When a fn instance has nothing in it’s closure, then it’s really “static” in the Java sense of the term. Invocation relies only on arguments to the invoke method, not on any additional context. Whether you’re dealing with a declared fn or an anonymous fn, all you need to serialize in order to capture the essence of this kind of fn is the generated Java class name. It can be deserialized just by reading the name out of the byte stream and instantiating the fn by class name. We go a little farther here and make sure that when you deserialize a declared fn, you actually get the singleton instance stored in the named global var.
What about when you have a fn with a lexical closure? This is where the generated constructor and fields come into play. The Clojure compiler determines referenced local vars at compile time, and then adds a constructor argument and a corresponding protected field for each one. When the resulting fn is instantiated at runtime, the constructor is called with the values of local vars, capturing them for future invocation. Their invoke method implementation refers to both the invoking arguments and the constructing arguments, providing all the needed context to complete computation.

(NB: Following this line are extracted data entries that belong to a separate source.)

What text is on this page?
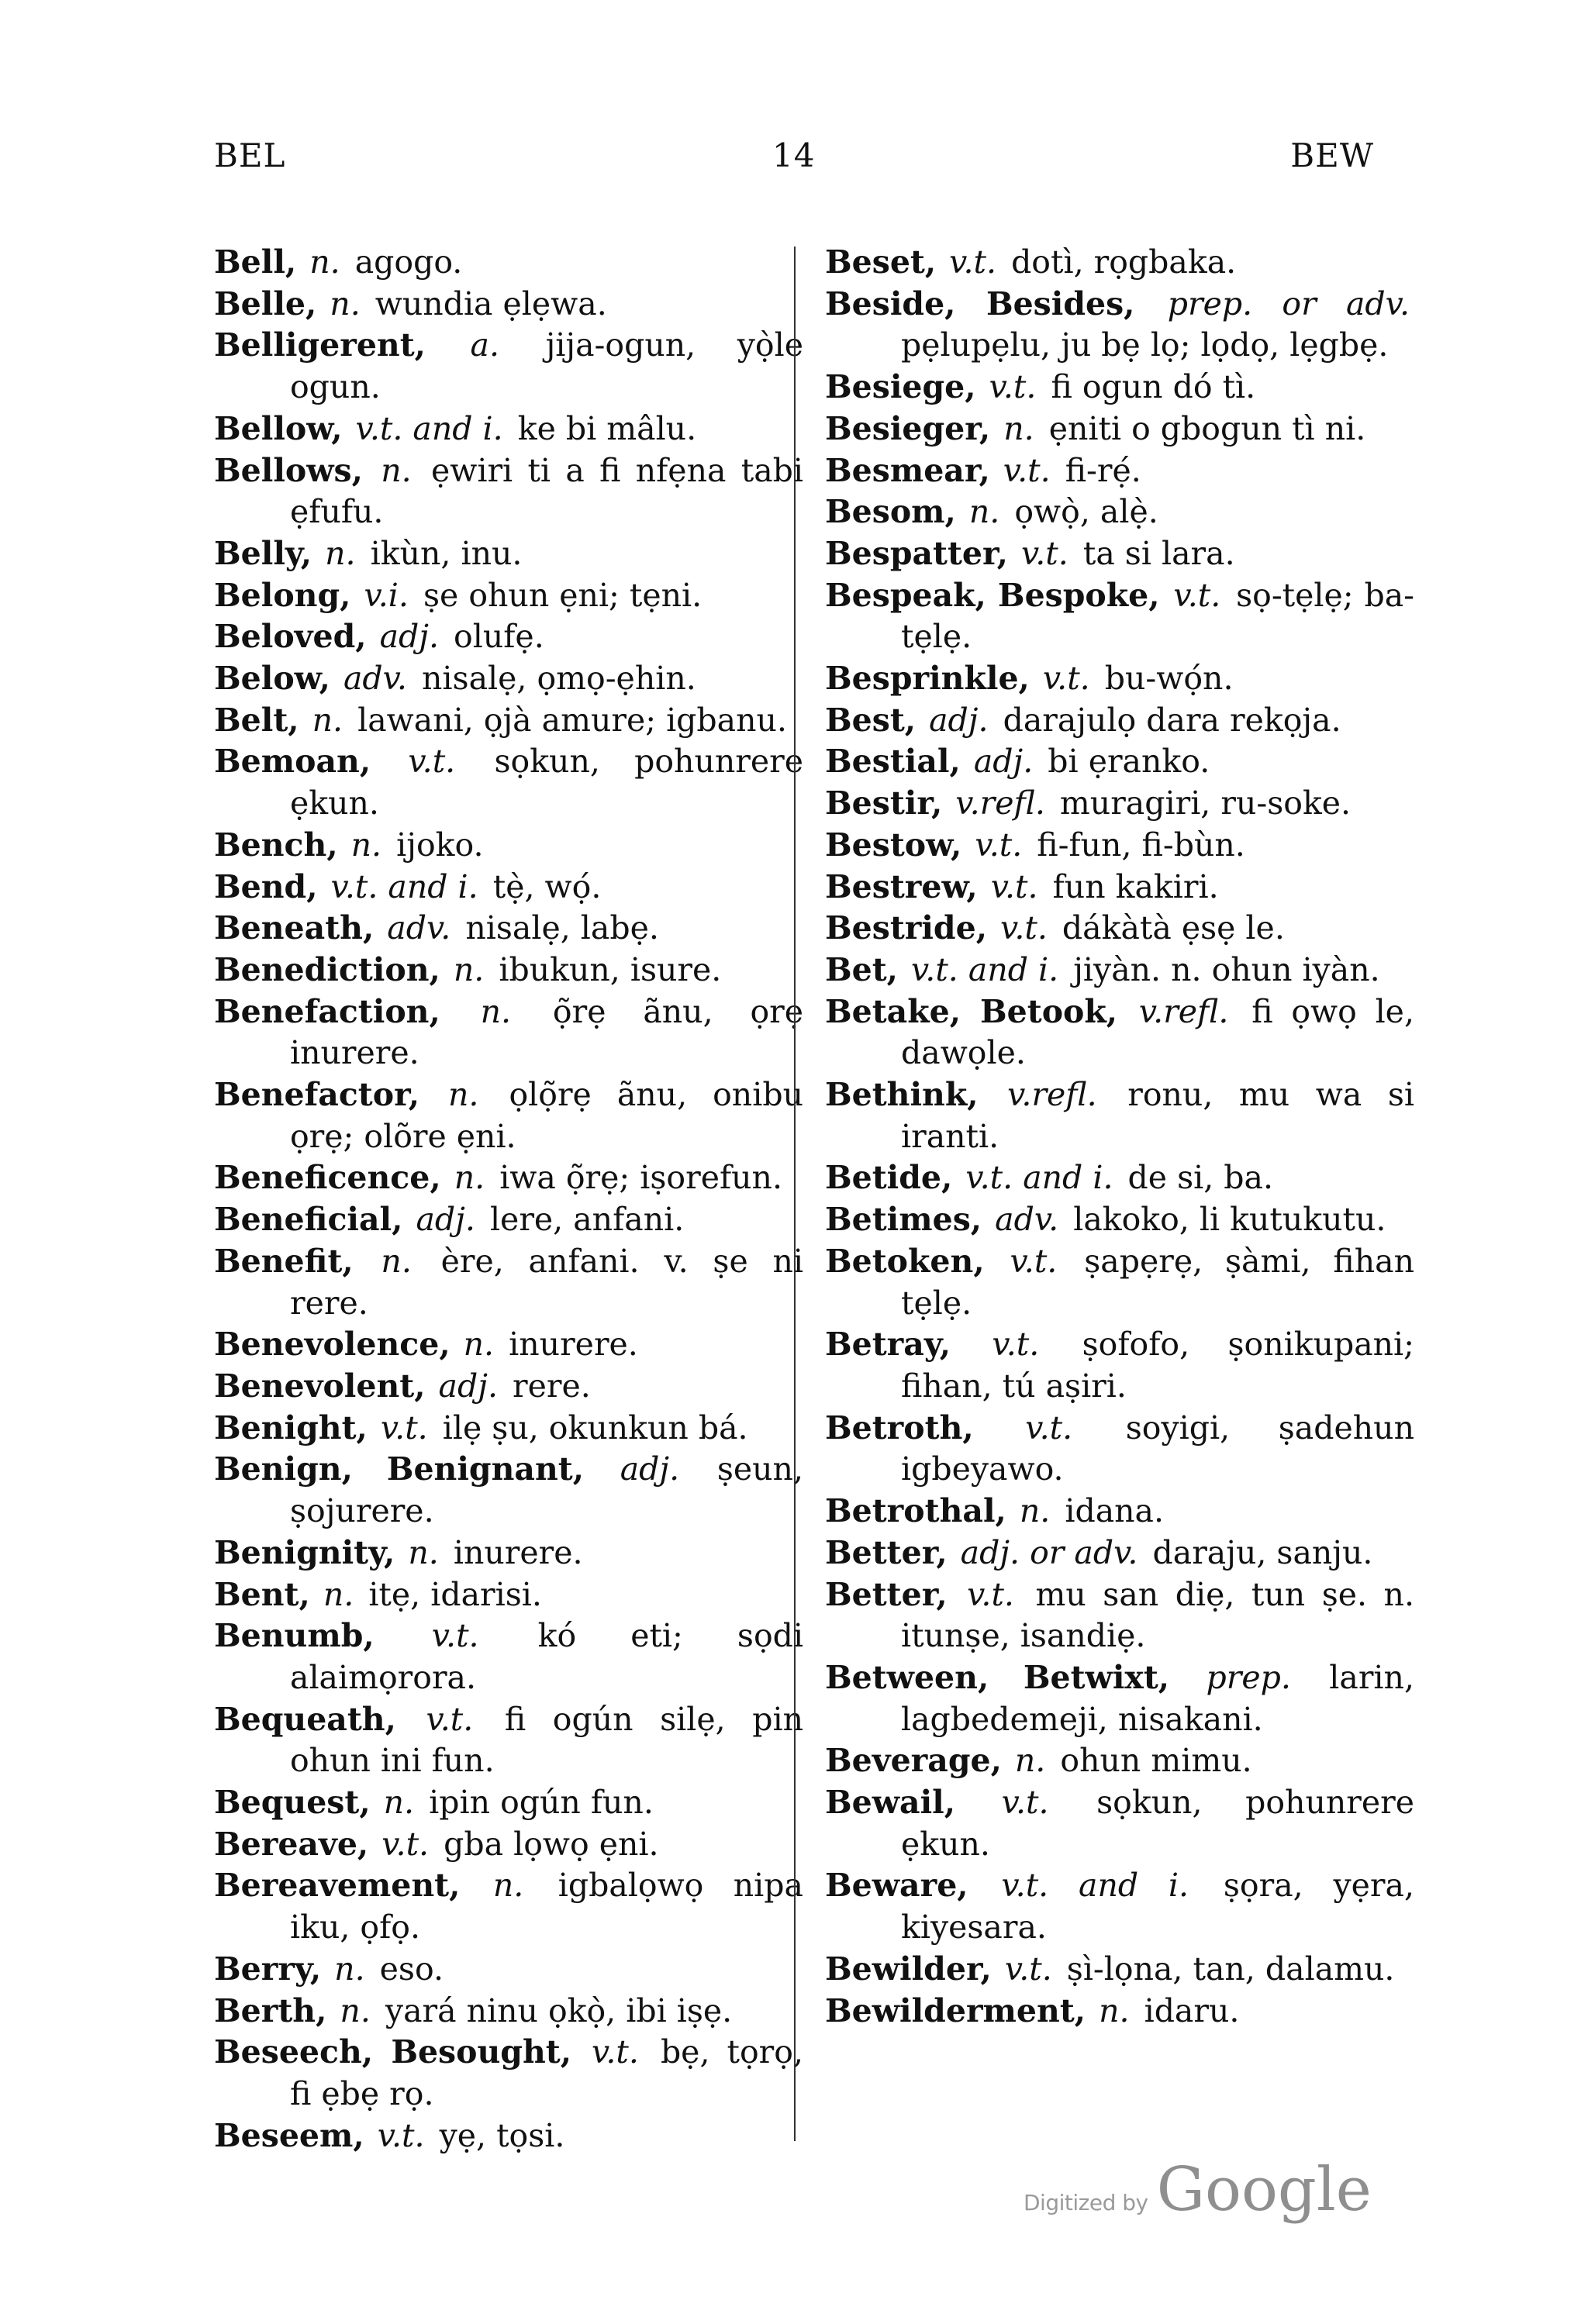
BEL	14	BEW
Bell, n. agogo.
Belle, n. wundia ẹlẹwa.
Belligerent, a. jija-ogun, yọ̀le ogun.
Bellow, v.t. and i. ke bi mâlu.
Bellows, n. ẹwiri ti a fi nfẹna tabi ẹfufu.
Belly, n. ikùn, inu.
Belong, v.i. ṣe ohun ẹni; tẹni.
Beloved, adj. olufẹ.
Below, adv. nisalẹ, ọmọ-ẹhin.
Belt, n. lawani, ọjà amure; igbanu.
Bemoan, v.t. sọkun, pohunrere ẹkun.
Bench, n. ijoko.
Bend, v.t. and i. tẹ̀, wọ́.
Beneath, adv. nisalẹ, labẹ.
Benediction, n. ibukun, isure.
Benefaction, n. ọ̃rẹ ãnu, ọrẹ inurere.
Benefactor, n. ọlọ̃rẹ ãnu, onibu ọrẹ; olõre ẹni.
Beneficence, n. iwa ọ̃rẹ; iṣorefun.
Beneficial, adj. lere, anfani.
Benefit, n. ère, anfani. v. ṣe ni rere.
Benevolence, n. inurere.
Benevolent, adj. rere.
Benight, v.t. ilẹ ṣu, okunkun bá.
Benign, Benignant, adj. ṣeun, ṣojurere.
Benignity, n. inurere.
Bent, n. itẹ, idarisi.
Benumb, v.t. kó eti; sọdi alaimọrora.
Bequeath, v.t. fi ogún silẹ, pin ohun ini fun.
Bequest, n. ipin ogún fun.
Bereave, v.t. gba lọwọ ẹni.
Bereavement, n. igbalọwọ nipa iku, ọfọ.
Berry, n. eso.
Berth, n. yará ninu ọkọ̀, ibi iṣẹ.
Beseech, Besought, v.t. bẹ, tọrọ, fi ẹbẹ rọ.
Beseem, v.t. yẹ, tọsi.
Beset, v.t. dotì, rọgbaka.
Beside, Besides, prep. or adv. pẹlupẹlu, ju bẹ lọ; lọdọ, lẹgbẹ.
Besiege, v.t. fi ogun dó tì.
Besieger, n. ẹniti o gbogun tì ni.
Besmear, v.t. fi-rẹ́.
Besom, n. ọwọ̀, alẹ̀.
Bespatter, v.t. ta si lara.
Bespeak, Bespoke, v.t. sọ-tẹlẹ; ba-tẹlẹ.
Besprinkle, v.t. bu-wọ́n.
Best, adj. darajulọ dara rekọja.
Bestial, adj. bi ẹranko.
Bestir, v.refl. muragiri, ru-soke.
Bestow, v.t. fi-fun, fi-bùn.
Bestrew, v.t. fun kakiri.
Bestride, v.t. dákàtà ẹsẹ le.
Bet, v.t. and i. jiyàn. n. ohun iyàn.
Betake, Betook, v.refl. fi ọwọ le, dawọle.
Bethink, v.refl. ronu, mu wa si iranti.
Betide, v.t. and i. de si, ba.
Betimes, adv. lakoko, li kutukutu.
Betoken, v.t. ṣapẹrẹ, ṣàmi, fihan tẹlẹ.
Betray, v.t. ṣofofo, ṣonikupani; fihan, tú aṣiri.
Betroth, v.t. soyigi, ṣadehun igbeyawo.
Betrothal, n. idana.
Better, adj. or adv. daraju, sanju.
Better, v.t. mu san diẹ, tun ṣe. n. itunṣe, isandiẹ.
Between, Betwixt, prep. larin, lagbedemeji, nisakani.
Beverage, n. ohun mimu.
Bewail, v.t. sọkun, pohunrere ẹkun.
Beware, v.t. and i. ṣọra, yẹra, kiyesara.
Bewilder, v.t. ṣì-lọna, tan, dalamu.
Bewilderment, n. idaru.
Digitized by Google
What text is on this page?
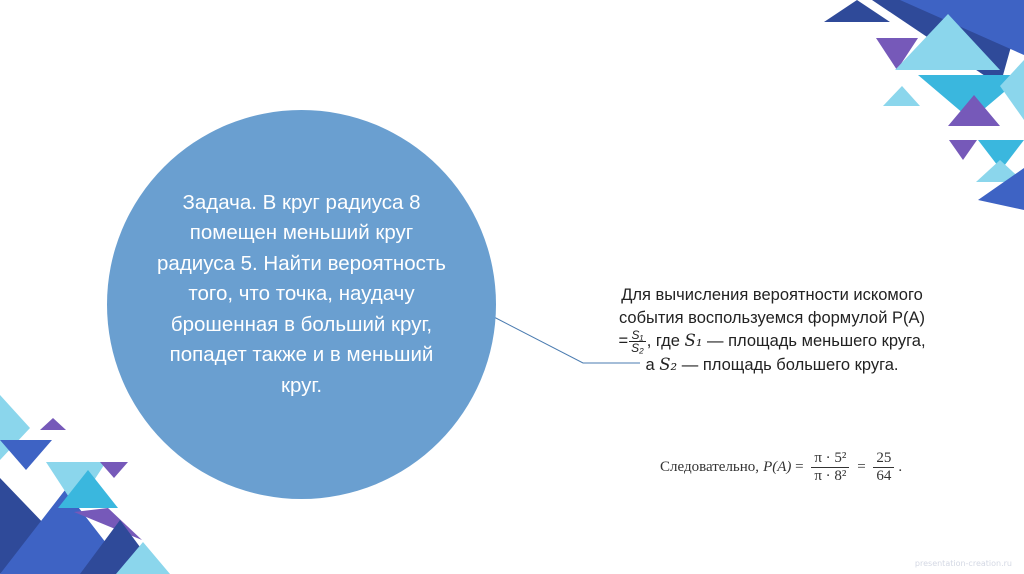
Задача. В круг радиуса 8 помещен меньший круг радиуса 5. Найти вероятность того, что точка, наудачу брошенная в больший круг, попадет также и в меньший круг.
Для вычисления вероятности искомого события воспользуемся формулой Р(А)
= $\frac{\text{S₁}}{\text{S₂}}$ , где S₁ — площадь меньшего круга, а S₂ — площадь большего круга.
Следовательно, $P(A) = \frac{\text{π · 5²}}{\text{π · 8²}} = \frac{25}{64}$ .
presentation-creation.ru
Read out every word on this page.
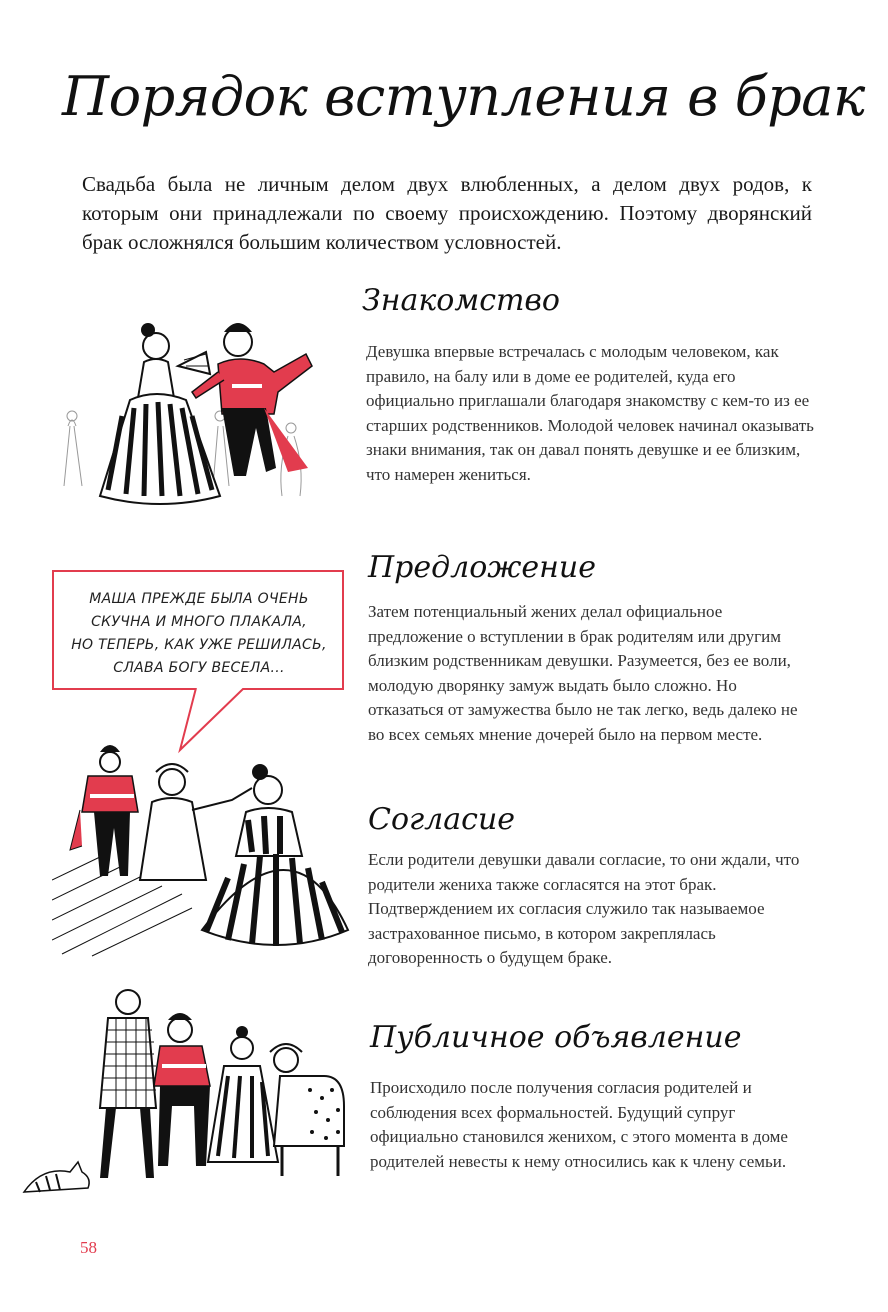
Порядок вступления в брак
Свадьба была не личным делом двух влюбленных, а делом двух родов, к которым они принадлежали по своему происхождению. Поэтому дворянский брак осложнялся большим количеством условностей.
Знакомство
Девушка впервые встречалась с молодым человеком, как правило, на балу или в доме ее родителей, куда его официально приглашали благодаря знакомству с кем-то из ее старших родственников. Молодой человек начинал оказывать знаки внимания, так он давал понять девушке и ее близким, что намерен жениться.
Предложение
Затем потенциальный жених делал официальное предложение о вступлении в брак родителям или другим близким родственникам девушки. Разумеется, без ее воли, молодую дворянку замуж выдать было сложно. Но отказаться от замужества было не так легко, ведь далеко не во всех семьях мнение дочерей было на первом месте.
Согласие
Если родители девушки давали согласие, то они ждали, что родители жениха также согласятся на этот брак. Подтверждением их согласия служило так называемое застрахованное письмо, в котором закреплялась договоренность о будущем браке.
Публичное объявление
Происходило после получения согласия родителей и соблюдения всех формальностей. Будущий супруг официально становился женихом, с этого момента в доме родителей невесты к нему относились как к члену семьи.
МАША ПРЕЖДЕ БЫЛА ОЧЕНЬ
СКУЧНА И МНОГО ПЛАКАЛА,
НО ТЕПЕРЬ, КАК УЖЕ РЕШИЛАСЬ,
СЛАВА БОГУ ВЕСЕЛА...
58
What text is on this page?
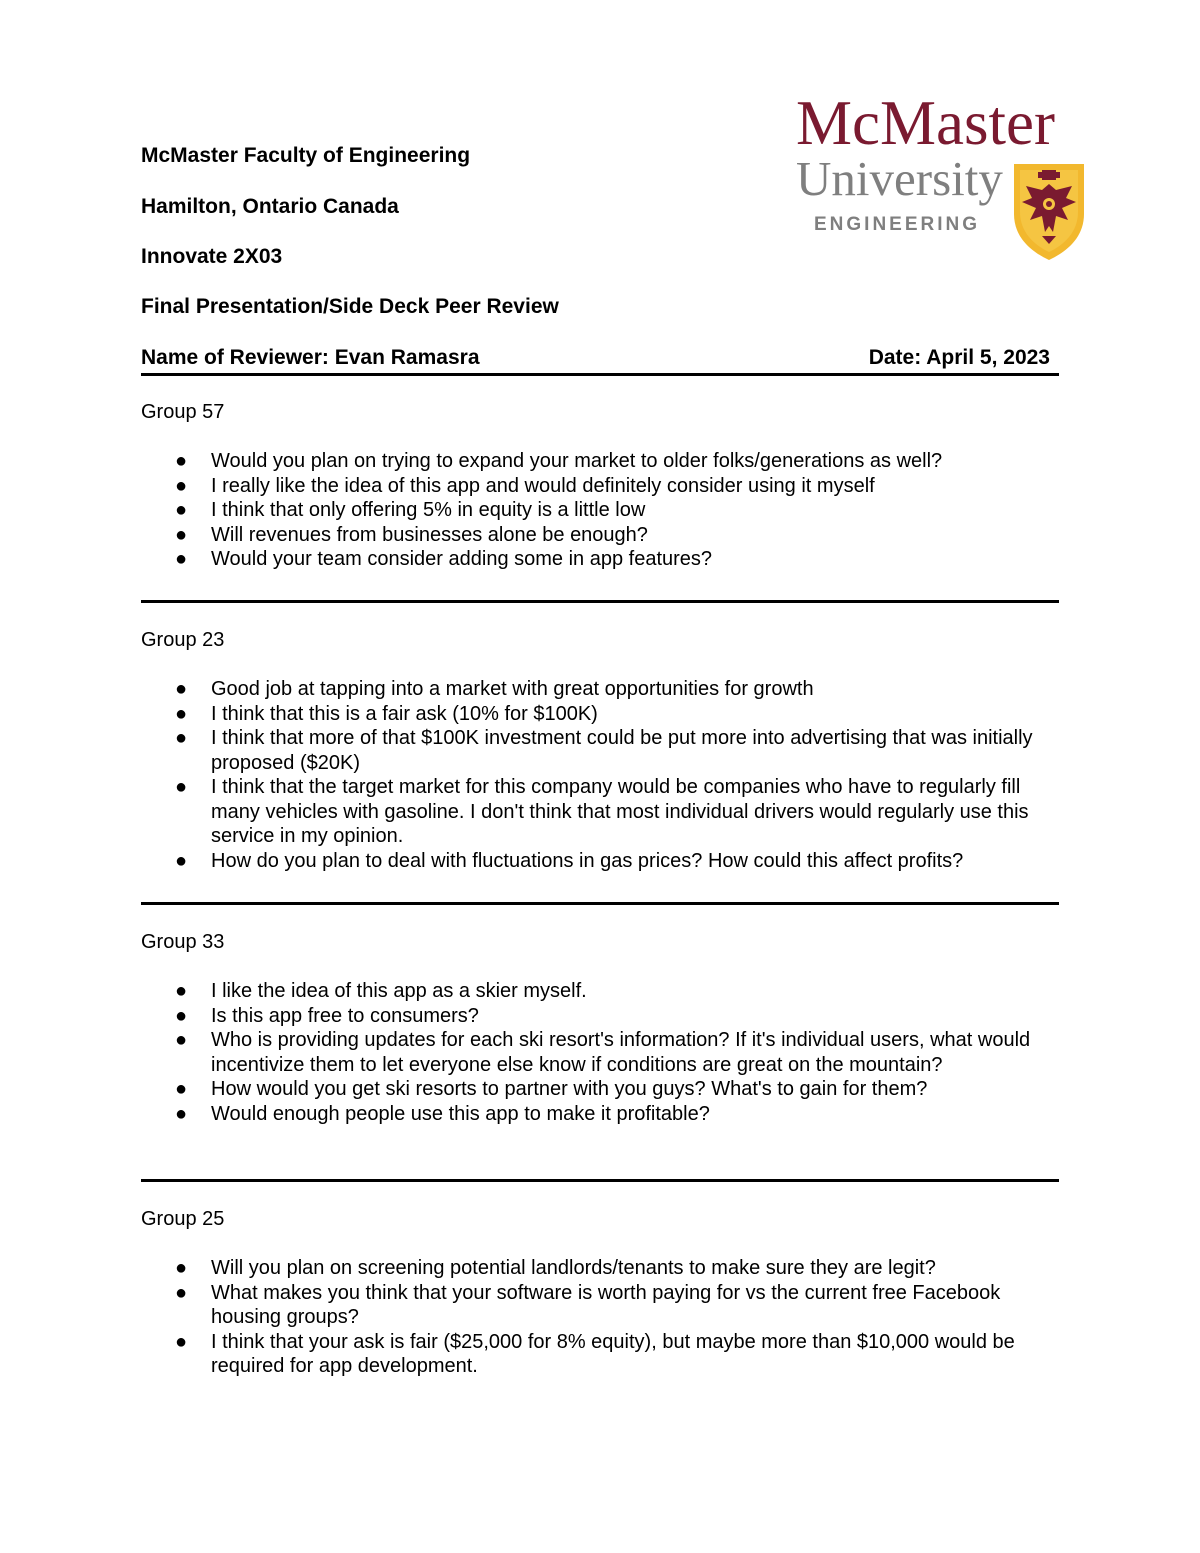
McMaster
University
ENGINEERING
McMaster Faculty of Engineering
Hamilton, Ontario Canada
Innovate 2X03
Final Presentation/Side Deck Peer Review
Name of Reviewer: Evan Ramasra	Date: April 5, 2023
Group 57
● Would you plan on trying to expand your market to older folks/generations as well?
● I really like the idea of this app and would definitely consider using it myself
● I think that only offering 5% in equity is a little low
● Will revenues from businesses alone be enough?
● Would your team consider adding some in app features?
Group 23
● Good job at tapping into a market with great opportunities for growth
● I think that this is a fair ask (10% for $100K)
● I think that more of that $100K investment could be put more into advertising that was initially proposed ($20K)
● I think that the target market for this company would be companies who have to regularly fill many vehicles with gasoline. I don't think that most individual drivers would regularly use this service in my opinion.
● How do you plan to deal with fluctuations in gas prices? How could this affect profits?
Group 33
● I like the idea of this app as a skier myself.
● Is this app free to consumers?
● Who is providing updates for each ski resort's information? If it's individual users, what would incentivize them to let everyone else know if conditions are great on the mountain?
● How would you get ski resorts to partner with you guys? What's to gain for them?
● Would enough people use this app to make it profitable?
Group 25
● Will you plan on screening potential landlords/tenants to make sure they are legit?
● What makes you think that your software is worth paying for vs the current free Facebook housing groups?
● I think that your ask is fair ($25,000 for 8% equity), but maybe more than $10,000 would be required for app development.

To serialize fns with a closure, we need to serialize the type along with all the values stored in the protected fields. Luckily, detecting fields used for storing closure values is easy and reliable, so all we need to do is get ahold of those values and recursively serialize them. The tricky part is that, naively, the only way to do this is via Java Reflection, which is a big performance no-no. The good news is that the JVM has continued to improve in this department, and now offers a much more sophisticated and high performance API for doing “reflective” operations called MethodHandles. A full discussion of MethodHandles is outside the scope of this post, but the key detail is that a MethodHandle has virtually identical performance to regular method invocation or direct field access, but can be constructed from Java Reflection primitives. We use this combination of APIs to dynamically analyze a fn instance’s closure fields and then generate an efficient serializer function, so the Java Reflection costs are only paid once per unique fn type encountered.
The other top-level case we mentioned above is fns with metadata. This is something most Clojure programmers encounter primarily through protocol fns. The implementation of these fns is different yet again — all fns with metadata are an instance of a special wrapper class “clojure.lang.AFunction$1”, which does nothing except hold a metadata map alongside the actual fn instance, and dispatches invocations down to the actual fn. When we try to freeze a fn like this, all we have to do is serialize the metadata and the unwrapped fn in sequence using Nippy and we’re done!